Enabling Iceberg Example: Write Iceberg Example: Read Iceberg Example: Insert into an Iceberg table Example: Read an Iceberg table using Spark Example: Read and write Iceberg table with Lake Formation permission control

Using the Iceberg framework in AWS Glue

AWS Glue 3.0 and later supports the Apache Iceberg framework for data lakes. Iceberg provides a high-performance table format that works just like a SQL table. This topic covers available features for using your data in AWS Glue when you transport or store your data in an Iceberg table. To learn more about Iceberg, see the official Apache Iceberg documentation.

You can use AWS Glue to perform read and write operations on Iceberg tables in Amazon S3, or work with Iceberg tables using the AWS Glue Data Catalog. Additional operations including insert and all Spark Queries Spark Writes are also supported. Update is not supported for Iceberg tables.

Note

ALTER TABLE … RENAME TO is not available for Apache Iceberg 0.13.1 for AWS Glue 3.0.

The following table lists the version of Iceberg included in each AWS Glue version.

AWS Glue version	Supported Iceberg version
5.0	1.6.1
4.0	1.0.0
3.0	0.13.1

To learn more about the data lake frameworks that AWS Glue supports, see Using data lake frameworks with AWS Glue ETL jobs.

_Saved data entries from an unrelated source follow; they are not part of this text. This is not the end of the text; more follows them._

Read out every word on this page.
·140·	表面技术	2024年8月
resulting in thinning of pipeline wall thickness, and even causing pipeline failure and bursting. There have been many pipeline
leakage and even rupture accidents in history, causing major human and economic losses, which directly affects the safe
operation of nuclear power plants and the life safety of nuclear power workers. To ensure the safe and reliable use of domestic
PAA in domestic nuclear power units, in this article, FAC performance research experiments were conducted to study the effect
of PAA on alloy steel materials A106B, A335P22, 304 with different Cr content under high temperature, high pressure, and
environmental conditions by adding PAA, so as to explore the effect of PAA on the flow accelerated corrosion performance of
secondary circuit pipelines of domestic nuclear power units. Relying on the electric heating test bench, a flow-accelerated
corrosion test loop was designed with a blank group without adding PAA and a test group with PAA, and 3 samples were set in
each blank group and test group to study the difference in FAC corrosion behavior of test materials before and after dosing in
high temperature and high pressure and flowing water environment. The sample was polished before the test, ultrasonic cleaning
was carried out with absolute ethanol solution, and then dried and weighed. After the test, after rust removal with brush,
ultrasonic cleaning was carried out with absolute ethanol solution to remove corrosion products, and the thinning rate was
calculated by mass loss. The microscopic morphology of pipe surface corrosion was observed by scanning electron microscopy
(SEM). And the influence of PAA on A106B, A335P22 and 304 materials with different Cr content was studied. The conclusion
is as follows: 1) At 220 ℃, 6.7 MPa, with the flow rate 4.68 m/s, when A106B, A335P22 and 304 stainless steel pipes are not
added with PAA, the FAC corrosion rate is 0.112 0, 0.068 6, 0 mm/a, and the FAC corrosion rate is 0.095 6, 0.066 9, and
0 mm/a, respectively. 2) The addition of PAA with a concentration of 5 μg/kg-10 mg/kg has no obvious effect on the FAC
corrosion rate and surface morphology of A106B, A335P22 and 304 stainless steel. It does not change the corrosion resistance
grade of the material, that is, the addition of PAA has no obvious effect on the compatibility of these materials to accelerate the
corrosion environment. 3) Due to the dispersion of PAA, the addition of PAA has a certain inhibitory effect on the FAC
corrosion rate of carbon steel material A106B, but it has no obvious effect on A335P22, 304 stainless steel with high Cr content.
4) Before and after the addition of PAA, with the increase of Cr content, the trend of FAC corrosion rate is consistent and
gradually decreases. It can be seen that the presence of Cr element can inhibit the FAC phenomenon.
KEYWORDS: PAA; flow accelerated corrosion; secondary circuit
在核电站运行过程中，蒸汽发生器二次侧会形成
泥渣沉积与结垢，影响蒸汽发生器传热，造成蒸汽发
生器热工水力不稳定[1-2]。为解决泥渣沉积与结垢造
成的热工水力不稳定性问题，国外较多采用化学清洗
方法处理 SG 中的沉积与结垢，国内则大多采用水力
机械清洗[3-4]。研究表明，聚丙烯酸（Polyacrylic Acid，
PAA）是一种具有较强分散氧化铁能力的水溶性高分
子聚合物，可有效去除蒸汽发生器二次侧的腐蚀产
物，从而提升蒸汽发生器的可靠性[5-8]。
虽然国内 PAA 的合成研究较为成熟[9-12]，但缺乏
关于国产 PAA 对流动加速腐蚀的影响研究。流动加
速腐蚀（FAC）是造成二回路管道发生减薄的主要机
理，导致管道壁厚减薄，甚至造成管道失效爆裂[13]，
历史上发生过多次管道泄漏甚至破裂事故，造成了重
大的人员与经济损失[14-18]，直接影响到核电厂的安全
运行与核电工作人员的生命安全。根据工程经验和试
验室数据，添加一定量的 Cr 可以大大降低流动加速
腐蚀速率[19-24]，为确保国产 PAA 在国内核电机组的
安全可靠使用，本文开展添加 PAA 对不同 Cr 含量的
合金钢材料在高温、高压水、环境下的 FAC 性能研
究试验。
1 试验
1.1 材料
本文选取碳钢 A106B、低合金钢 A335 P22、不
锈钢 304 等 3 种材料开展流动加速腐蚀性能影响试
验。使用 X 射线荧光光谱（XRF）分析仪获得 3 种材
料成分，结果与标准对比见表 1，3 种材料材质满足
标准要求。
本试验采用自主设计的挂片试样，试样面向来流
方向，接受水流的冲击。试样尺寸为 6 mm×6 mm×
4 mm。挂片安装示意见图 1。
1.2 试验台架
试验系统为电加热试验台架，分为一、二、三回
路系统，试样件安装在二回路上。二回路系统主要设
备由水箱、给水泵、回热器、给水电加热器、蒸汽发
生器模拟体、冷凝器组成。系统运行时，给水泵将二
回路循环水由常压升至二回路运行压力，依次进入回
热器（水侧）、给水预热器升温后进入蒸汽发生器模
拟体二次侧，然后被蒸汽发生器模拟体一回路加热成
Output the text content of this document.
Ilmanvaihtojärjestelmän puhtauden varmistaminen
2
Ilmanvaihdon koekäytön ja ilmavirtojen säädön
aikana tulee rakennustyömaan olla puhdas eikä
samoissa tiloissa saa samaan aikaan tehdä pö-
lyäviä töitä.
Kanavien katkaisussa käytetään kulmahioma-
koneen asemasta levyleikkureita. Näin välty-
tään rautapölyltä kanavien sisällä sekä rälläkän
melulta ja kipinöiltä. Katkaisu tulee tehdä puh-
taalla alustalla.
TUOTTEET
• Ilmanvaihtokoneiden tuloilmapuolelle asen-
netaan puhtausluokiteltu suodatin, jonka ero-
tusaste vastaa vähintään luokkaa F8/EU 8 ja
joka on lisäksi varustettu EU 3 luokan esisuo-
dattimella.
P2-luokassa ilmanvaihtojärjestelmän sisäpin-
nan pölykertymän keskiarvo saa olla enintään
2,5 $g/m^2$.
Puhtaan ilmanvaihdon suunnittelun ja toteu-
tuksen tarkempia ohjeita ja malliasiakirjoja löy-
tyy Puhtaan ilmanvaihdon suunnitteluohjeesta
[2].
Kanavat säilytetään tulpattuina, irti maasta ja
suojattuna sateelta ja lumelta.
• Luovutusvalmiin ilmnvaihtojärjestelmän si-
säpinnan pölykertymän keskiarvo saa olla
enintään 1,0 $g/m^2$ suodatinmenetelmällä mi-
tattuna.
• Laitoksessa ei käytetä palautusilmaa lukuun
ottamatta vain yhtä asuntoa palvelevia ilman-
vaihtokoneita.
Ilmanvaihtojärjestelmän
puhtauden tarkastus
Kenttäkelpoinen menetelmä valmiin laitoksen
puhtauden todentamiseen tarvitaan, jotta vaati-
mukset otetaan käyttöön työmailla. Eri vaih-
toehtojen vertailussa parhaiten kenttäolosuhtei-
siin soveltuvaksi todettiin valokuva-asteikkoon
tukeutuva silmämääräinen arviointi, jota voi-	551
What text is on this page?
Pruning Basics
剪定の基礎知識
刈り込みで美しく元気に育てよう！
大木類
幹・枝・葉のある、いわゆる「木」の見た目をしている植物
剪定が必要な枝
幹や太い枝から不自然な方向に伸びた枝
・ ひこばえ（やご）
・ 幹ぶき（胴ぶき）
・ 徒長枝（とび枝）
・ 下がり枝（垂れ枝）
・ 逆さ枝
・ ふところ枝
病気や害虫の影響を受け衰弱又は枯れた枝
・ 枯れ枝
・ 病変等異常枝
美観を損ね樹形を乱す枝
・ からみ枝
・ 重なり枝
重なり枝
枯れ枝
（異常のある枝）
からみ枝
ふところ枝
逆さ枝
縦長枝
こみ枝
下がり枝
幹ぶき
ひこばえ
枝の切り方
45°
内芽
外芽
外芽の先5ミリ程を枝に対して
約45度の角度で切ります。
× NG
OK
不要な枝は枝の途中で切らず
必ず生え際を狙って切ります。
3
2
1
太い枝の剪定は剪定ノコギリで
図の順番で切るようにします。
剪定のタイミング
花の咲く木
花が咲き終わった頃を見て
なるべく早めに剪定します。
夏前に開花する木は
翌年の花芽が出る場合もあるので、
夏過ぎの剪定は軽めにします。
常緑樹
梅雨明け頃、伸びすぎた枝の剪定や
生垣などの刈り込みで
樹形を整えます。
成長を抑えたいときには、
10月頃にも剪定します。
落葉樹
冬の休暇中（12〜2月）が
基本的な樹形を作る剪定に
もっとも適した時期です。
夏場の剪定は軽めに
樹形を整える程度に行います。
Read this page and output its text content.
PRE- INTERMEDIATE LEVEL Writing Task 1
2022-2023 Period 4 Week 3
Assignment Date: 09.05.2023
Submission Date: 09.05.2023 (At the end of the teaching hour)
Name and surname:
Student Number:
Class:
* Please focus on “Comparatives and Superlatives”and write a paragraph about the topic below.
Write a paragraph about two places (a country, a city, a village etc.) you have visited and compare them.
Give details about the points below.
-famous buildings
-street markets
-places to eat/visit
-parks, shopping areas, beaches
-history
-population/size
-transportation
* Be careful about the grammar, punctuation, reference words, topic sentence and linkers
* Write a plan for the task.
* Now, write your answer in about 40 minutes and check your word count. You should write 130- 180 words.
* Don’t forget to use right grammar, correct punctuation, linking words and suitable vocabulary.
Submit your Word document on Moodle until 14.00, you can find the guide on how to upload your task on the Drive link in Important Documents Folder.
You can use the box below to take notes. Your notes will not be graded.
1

Enabling the Iceberg framework

To enable Iceberg for AWS Glue, complete the following tasks:

Specify iceberg as a value for the --datalake-formats job parameter. For more information, see Using job parameters in AWS Glue jobs.
Create a key named --conf for your AWS Glue job, and set it to the following value. Alternatively, you can set the following configuration using SparkConf in your script. These settings help Apache Spark correctly handle Iceberg tables.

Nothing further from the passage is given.